Review: Lindiwe Mlandu
I’m not a science fiction fanatic. However, I enjoyed Mohale Mashigo’s first book, The Yearning, which won the 2016 University of Johannesburg Debut Prize for South African Writing in English, so I had to read her second offering, Intruders.
The book, which was released in 2018, is a collection of 12 short stories with illustrations by Shubnum Khan.
I could relate to them because the author draws from South African urban legends such as Waar is my Kop about the headless man who prowled the streets at night asking people: “Where’s my head?” As children, we couldn’t (still can’t) speak Afrikaans, but we all knew Waar is my Kop and we used it to scare each other.
There’s also the story of The High Heel Killer. A young woman, who is overworked while earning peanuts, kills a man who disrespected her at a taxi rank in Johannesburg. If you are a woman who’s used public transport in South Africa, you’ll relate to the story. It highlights the constant harassment women are subjected to in public spaces. It also touches on how mothers, whether consciously or unconsciously promote patriarchy. It’s a powerful story of someone who snaps after years of being victimised by society.

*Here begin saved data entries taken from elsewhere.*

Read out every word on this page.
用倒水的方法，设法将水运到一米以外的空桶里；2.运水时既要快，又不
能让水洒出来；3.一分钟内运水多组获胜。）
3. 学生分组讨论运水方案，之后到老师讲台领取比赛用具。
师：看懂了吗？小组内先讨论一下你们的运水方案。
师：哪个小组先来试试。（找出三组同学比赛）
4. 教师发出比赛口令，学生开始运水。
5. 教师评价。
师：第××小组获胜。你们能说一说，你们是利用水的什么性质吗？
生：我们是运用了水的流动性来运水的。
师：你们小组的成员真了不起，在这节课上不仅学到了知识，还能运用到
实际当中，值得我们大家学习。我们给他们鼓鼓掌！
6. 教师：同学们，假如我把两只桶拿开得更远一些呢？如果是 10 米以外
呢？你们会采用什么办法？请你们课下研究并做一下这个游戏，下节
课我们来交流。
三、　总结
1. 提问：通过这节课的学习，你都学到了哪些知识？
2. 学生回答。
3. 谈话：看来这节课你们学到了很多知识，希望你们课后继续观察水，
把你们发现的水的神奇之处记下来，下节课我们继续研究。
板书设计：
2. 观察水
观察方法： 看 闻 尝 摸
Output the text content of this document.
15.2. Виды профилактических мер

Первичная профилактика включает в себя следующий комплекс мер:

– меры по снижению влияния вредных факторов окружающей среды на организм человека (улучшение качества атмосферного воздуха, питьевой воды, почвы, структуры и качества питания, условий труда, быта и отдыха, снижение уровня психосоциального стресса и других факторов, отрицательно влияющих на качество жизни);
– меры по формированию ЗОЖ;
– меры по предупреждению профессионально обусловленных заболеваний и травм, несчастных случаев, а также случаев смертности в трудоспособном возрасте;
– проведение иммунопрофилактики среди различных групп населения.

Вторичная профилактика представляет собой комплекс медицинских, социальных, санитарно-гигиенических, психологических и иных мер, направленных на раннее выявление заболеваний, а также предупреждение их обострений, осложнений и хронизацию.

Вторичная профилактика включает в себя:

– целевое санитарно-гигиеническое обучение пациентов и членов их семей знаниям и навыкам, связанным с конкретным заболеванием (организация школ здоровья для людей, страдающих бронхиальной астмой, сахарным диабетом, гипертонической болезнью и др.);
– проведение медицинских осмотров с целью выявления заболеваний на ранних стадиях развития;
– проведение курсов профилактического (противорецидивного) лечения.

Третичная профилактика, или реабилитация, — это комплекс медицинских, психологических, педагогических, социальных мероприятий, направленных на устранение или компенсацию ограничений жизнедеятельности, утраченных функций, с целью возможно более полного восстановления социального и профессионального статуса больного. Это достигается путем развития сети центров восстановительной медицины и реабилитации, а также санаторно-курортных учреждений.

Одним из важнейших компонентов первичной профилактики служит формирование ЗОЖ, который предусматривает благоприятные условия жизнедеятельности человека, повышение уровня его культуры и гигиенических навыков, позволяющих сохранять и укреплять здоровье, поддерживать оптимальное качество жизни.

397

Intruders also tackles femicide. In BnB in Bloem, orphan sisters Busisiwe and Belinda, are on the hunt for the Vera, a spirit that’s believed to have appeared following many cases where women were killed by their intimate partners in Bloemfontein. The Vera is intent on avenging their murders.
I enjoyed the various stories because they are not set in some faraway place that I’ve never heard of. The book is very intentional in telling South African, in fact, African stories. It’s very familiar because it tackles everyday issues using speculative fiction genres, from fantasy, to science-fiction and magical realism.
Intruders is entertaining while commenting on socio-economic challenges that we face. It’s very easy to read and it’s full of adventure.